26 de abril de 2017

25 de Abril de 2017.


Diário dos Açores - 43 anos depois do 25 de Abril, como estamos nos Açores em matéria de liberdade, democracia e fortalecimento da sociedade civil?


Nuno Barata - Mais de quarenta anos depois os desígnios e os apetites do Povo português não são, compreensivelmente, os mesmos que eram na reta final do Estado Novo. Nessa altura, 25 de Abril de 1974, conquistamos o que se pretendia, o fim de um regime totalitário estabelecido depois da grande crise da década de 20 do século passado e conquistamos ainda o fim da chamada Guerra Colonial e consequente desmantelamento do que restava do Império Ultramarino. Portugal tornou-se então, formalmente, numa democracia do tipo ocidental, na pártica Abril está por cumprir.

 Nas ciências sociais não há laboratórios onde possamos testar hipóteses, apenas a história nos serve de esteio para as mais vastas e dispares teorias sociais. Hoje, falar de liberdade de expressão como há 40 anos não faz sentido. Hoje falar de liberdade de associação como há quarenta anos, também não faz sentido. No entanto, hoje podemos afirmar, com toda a certeza, que em termos de liberdades individuais Abril está por cumprir. Mesmo se nos determos sobre as liberdades coletivas facilmente elencamos uma dúzia de situações em que falar de liberdade não passará de um mero eufemismo.


A construção do Estado Moderno é só por si um travão nas liberdades individuais, quanto mais estado menos individuo, Se atentarmos a esse domínio, hoje as liberdades são menos do que há 20, 30, 40, e 60 anos. Os apetites legislativos, reguladores e regulamentadores dos agentes do Estado são de tal ordem que chegaram ao ridículo de regulamentar o tamanho mínimo para comercialização das cenouras. Sem que a polis se aperceba de que se encontra espartilhada entre a autoridade do estado e a liberdade individual, aquele vai entrando na esfera deste outro de tal forma que o cidadão perde a sua mais preciosa condição, a de ser livre.

Os contratualistas de XVII e XVIII, principalmente Rousseau, entendiam que a cedência de liberdades individuais para uma entidade superior não podia ser considerada perca de liberdade para a autoridade por se tratar de uma cedência individual para um todo, “ dando-se a todos, não se dá a ninguém”. Obviamente esse compromisso entre a liberdade e a autoridade, onde ceder e onde exercer livremente a sua cidadania, em XVIII era bem diferente do que é hoje como hoje não é comparável a 1974. No entanto, uma coisa parece-me clara, somos todos cada vez menos livres porque todos cedemos todos os dias liberdades individuais para esse tal todo que é ninguém. Nesse campo, põe-se ao filósofo um dilema cada vez maior. O individuo cede voluntariamente os seus apetites éticos ao Estado ou é este último que aos poucos vai subtraindo ao individuo as suas pequenas liberdades? A resposta à próxima pergunta esclarece este dilema.

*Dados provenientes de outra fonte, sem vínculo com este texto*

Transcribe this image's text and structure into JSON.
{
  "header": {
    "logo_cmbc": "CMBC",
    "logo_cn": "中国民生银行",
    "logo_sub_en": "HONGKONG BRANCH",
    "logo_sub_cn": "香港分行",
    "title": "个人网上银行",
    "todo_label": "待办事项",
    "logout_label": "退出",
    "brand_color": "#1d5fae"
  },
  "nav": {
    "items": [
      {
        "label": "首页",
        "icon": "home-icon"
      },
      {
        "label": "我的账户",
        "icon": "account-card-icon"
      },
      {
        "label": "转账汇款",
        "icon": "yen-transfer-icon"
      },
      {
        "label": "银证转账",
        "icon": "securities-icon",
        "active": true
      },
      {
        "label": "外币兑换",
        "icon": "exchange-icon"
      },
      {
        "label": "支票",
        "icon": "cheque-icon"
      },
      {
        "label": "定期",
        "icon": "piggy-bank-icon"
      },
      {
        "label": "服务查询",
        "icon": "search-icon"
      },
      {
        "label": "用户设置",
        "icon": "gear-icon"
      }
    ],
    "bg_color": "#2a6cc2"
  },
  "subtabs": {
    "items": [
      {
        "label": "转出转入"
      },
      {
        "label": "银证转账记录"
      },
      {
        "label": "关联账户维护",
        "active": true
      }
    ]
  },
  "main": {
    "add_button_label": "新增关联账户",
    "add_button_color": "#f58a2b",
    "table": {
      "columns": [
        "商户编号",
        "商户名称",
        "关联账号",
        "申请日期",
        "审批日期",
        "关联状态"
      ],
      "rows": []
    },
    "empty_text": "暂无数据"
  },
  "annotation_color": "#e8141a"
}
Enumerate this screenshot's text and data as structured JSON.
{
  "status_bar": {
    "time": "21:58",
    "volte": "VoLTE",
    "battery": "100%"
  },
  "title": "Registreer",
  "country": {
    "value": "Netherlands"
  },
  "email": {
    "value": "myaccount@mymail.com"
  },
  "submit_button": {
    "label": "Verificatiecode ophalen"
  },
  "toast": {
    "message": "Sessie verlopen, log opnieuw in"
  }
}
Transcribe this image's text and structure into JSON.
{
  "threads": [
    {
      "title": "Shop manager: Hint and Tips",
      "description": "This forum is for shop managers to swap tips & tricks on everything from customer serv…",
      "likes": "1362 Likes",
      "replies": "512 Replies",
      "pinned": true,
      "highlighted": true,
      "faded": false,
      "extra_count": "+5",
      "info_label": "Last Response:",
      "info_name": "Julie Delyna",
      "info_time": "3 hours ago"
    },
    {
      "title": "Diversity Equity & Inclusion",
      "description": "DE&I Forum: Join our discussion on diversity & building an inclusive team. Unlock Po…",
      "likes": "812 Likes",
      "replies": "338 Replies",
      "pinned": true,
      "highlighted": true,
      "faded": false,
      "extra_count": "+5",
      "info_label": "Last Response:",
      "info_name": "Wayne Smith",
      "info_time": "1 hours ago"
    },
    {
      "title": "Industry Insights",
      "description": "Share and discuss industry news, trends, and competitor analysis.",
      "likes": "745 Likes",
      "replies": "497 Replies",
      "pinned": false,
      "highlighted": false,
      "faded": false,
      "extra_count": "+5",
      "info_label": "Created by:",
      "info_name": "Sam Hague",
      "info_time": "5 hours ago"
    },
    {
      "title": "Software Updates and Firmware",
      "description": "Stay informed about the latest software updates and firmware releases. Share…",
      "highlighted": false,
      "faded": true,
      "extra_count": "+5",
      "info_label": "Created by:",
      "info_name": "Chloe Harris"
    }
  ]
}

Diário dos Açores - Os órgãos políticos representativos dos açorianos têm estado a altura? Os inúmeros casos de crispação no parlamento regional são um mau exemplo?

Nuno Barata - A resposta a estas duas perguntas do Diário dos Açores, esclarece parte da pergunta final deixada na resposta anterior que carece de uma análise muito mais profunda do que este pequeno exercício técnico-jornalístico. Na verdade, mais importante do que saber se o Estado deve ou não continuar a construir um edifício legislativo arvorado em Procurador-Geral do bem comum é saber se os agentes desse mesmo Estado são os adequados, dotados das necessárias competências técnicas, conhecedores da realidade da polis e revestidos de uma áurea ética irrepreensível. Nesse aspeto, quer na Região quer no Pais em geral os agentes políticos não têm estado ao nível que seria de esperar. Os mais recentes acontecimentos envolvendo políticos de carreira, banqueiros de renome, empresários de sucesso e até membros do chamado poder judicial, demonstram à saciedade o quanto falhou a classe politica e consequentemente o Estado na proteção do bem comum, das esperanças dos cidadãos seus pares e na projeção de um futuro melhor para os filhos da nação.

Na Região, onde apesar de tudo em termos de corrupção, nepotismo e plutocracia as coisas têm corrido bem melhor do que no restante território nacional, há por aqui e por ali casos que maculam sem remissão a imagem de quem nos governa. Uns por ação, outros por omissão e outros ainda por ignorância, ressalvando raríssimas e muito honrosas exceções, quase todos saem “com a fralda suja”. No entanto, digamos que a gente está satisfeita pois continua escolhendo os mesmos. Recorrendo de novo a Roussesau, cada um sabe o que deve buscar para que fique satisfeito e em Democracia os eleitos não são mais nem menos do que o espelho de um povo, o que não nos deixa grandes margens para nos animarmos e acreditarmos que isto um dia pode melhorar.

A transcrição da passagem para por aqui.